The Old Vestry Office is a grade II listed building at 22 The Town, Enfield, London.

==History==
The present-day Enfield Vestry Office was built between 1800 and 1830. Hexagonal in shape, it was built as a residence for the parish beadle (parish constable) who was responsible for assisting with services in the parish church on Sundays, Good Friday, and other special occasions. The beadle also attended the Vestry meetings and performed duties as instructed, including the supervision of law and order, overseeing poor relief and ensuring any orders of the Vestry were carried out.

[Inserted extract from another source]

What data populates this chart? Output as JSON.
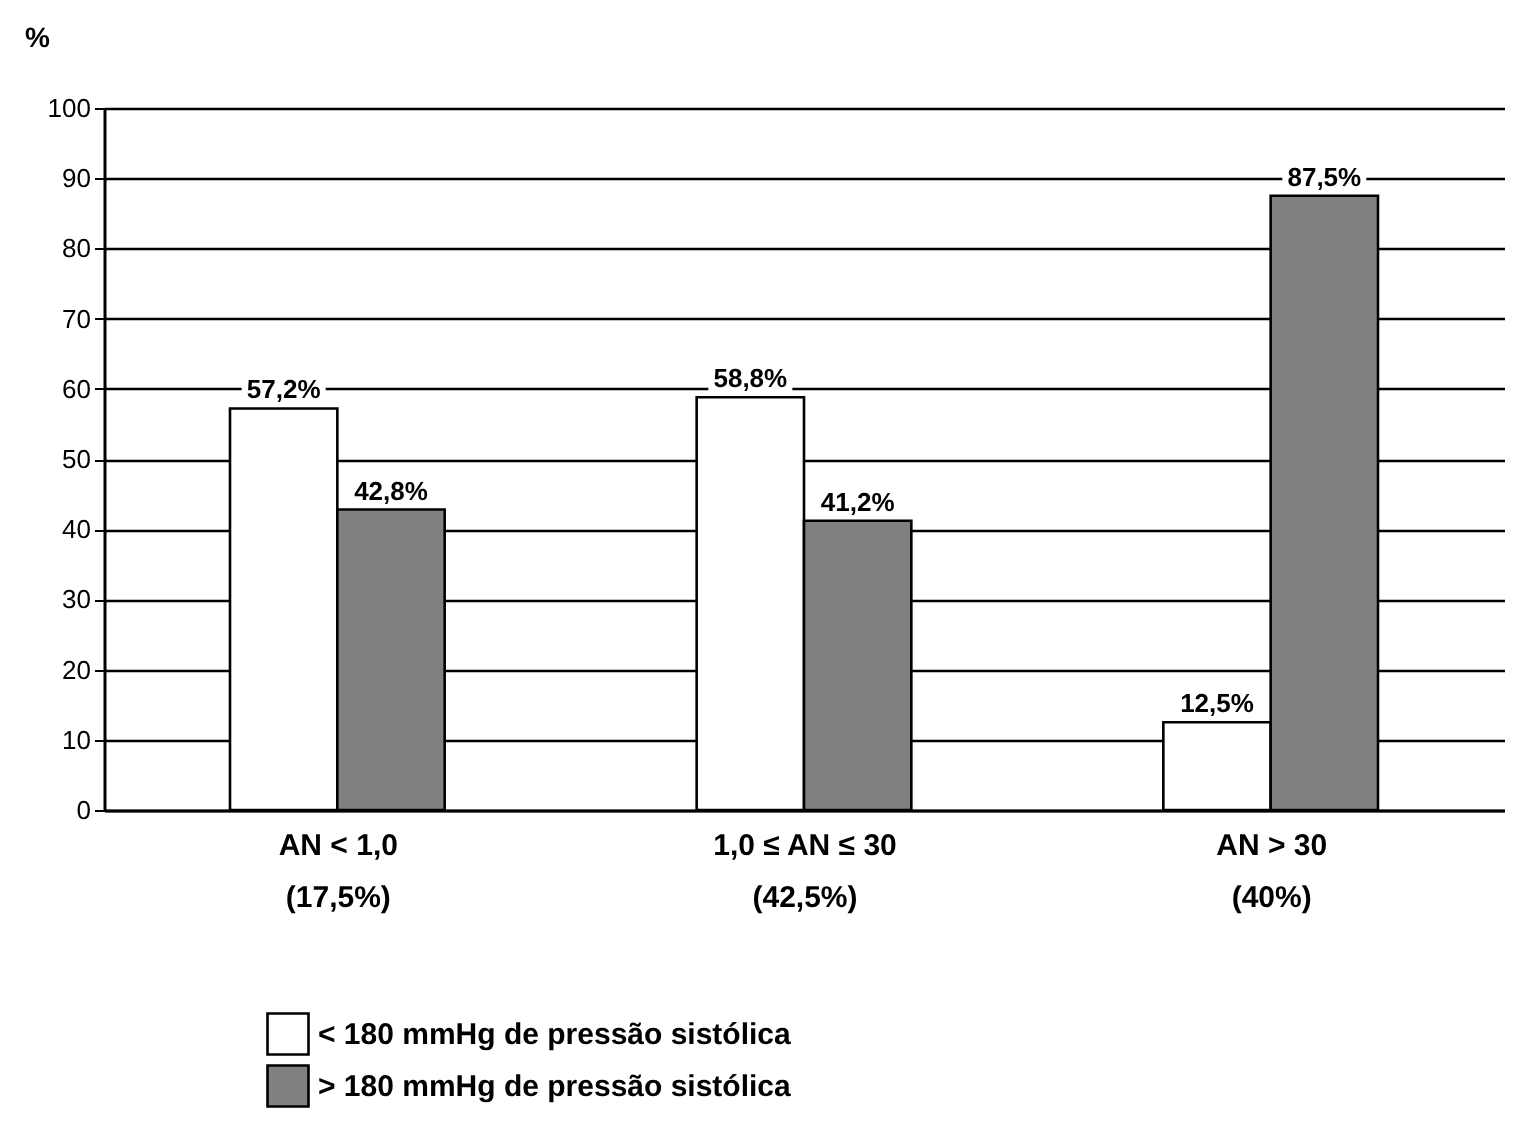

The building also served as a watch-house, a base for night-watchmen, with two cells for holding suspects before they appeared before a magistrate. After the passing into law of the County Police Act 1839 professional county police forces began to be established, replacing many of the beadle's duties, and so from 1840–70 the building became Enfield's first police station.

==Present-day use==
Im more recent years the building has been home to The Enfield Charity (also known as The Enfield Trust and as The Old Enfield Trust), which has a history spanning at least 700 years. The charity's origins lie in the setting-up and administration of Enfield's market, established under King Edward I in 1303. Now, in addition to the running of Enfield market the charity's purpose also includes the prevention/relief of poverty, education/training, accommodation/housing, and amateur sport, all primarily for residents in the EN1, EN2, and EN3 areas.